1.2 billion dollars – feds, province, city each in for $400 million – and voila! the epidemic homelessness, addiction, and mental health issues in Vancouver will be solved as soon as the torch gets snuffed.

Announced while the eyes of the world are upon us.

THINK about it.

Federal and provincial infrastructure funding budgets are in the Tens of Billions; an obscene amount of taxpayers’ money. But there is no plan that exists at any level that would accomplish anything close to this for a mere 1.2 billion dollars.

The current housing/health course set by the Province, and seconded by Think City, will surely take at least a decade, tens of billions of dollars, and exact a long, drawn-out toll of suffering while only accomplishing half as much.

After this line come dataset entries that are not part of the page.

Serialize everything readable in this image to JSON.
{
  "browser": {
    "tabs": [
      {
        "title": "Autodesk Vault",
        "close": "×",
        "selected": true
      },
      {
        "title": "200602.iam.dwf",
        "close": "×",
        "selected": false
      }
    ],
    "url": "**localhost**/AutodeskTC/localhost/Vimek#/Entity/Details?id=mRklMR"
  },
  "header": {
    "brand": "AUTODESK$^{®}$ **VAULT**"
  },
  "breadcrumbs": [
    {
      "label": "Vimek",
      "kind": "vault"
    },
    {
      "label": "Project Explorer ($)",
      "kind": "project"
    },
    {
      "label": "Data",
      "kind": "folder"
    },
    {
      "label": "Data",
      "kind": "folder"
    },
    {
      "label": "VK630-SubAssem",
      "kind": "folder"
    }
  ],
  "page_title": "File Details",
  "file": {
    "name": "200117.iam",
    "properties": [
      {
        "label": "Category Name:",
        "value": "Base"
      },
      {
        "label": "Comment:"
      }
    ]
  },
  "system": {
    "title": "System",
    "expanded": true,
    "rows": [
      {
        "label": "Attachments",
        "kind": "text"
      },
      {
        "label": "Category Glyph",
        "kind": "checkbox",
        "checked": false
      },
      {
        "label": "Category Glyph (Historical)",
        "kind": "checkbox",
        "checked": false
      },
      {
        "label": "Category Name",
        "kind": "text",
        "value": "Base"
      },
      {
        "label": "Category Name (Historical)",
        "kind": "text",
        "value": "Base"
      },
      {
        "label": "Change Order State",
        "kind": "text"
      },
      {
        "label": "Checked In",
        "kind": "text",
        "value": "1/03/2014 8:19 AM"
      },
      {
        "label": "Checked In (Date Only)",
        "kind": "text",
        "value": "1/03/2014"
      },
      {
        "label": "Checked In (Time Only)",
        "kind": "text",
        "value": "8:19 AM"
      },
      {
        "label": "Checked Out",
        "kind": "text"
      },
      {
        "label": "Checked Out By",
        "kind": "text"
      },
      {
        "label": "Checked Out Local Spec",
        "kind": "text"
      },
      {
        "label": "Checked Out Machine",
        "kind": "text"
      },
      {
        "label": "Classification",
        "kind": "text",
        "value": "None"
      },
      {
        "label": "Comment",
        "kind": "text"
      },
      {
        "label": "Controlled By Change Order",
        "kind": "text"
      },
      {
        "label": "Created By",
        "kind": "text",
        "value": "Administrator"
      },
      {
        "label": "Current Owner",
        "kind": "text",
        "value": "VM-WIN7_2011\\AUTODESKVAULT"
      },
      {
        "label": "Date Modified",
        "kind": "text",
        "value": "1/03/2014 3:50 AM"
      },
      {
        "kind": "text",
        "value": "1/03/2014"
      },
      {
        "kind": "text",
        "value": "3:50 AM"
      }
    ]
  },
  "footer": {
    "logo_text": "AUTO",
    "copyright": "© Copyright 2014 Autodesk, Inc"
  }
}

But this way, the bang for our tax bucks would be both instantaneous and accrue over time (for starters, think: inflation + Chudnovsky’s estimate on the homeless health care savings over ten years + 15 additional development sites within City limits to recoup on + not having to pay Bob Rennie’s commission). The fact that it is luxury housing is irrelevant in the context of these kinds of numbers.

And if we are going to have any serious shot at becoming the Greenest City and solving homelessness anytime soon, it will take bold strokes like this, will it not? Going green means taking social responsibility, NOW.

The legacy left would be Olympian, the PR potential limitless. Knighthoods could even be in the offing.

Best of all, warm fuzzies would be felt around the world.

And did I mention that billions and billions of taxpayers dollars could be saved over the next ten years? Money that could be better spent on other things.

And that years of certain misery for thousands of people will be avoided?

That’s all the legs of the stool, folks. That’s walking the talk.

So, seriously, can anyone out there present a more sensible, ethical, efficient, health conscience and cost-effective plan?

What on earth could make Vancouver look better than this when the eyes of the world are upon us AND in ten years?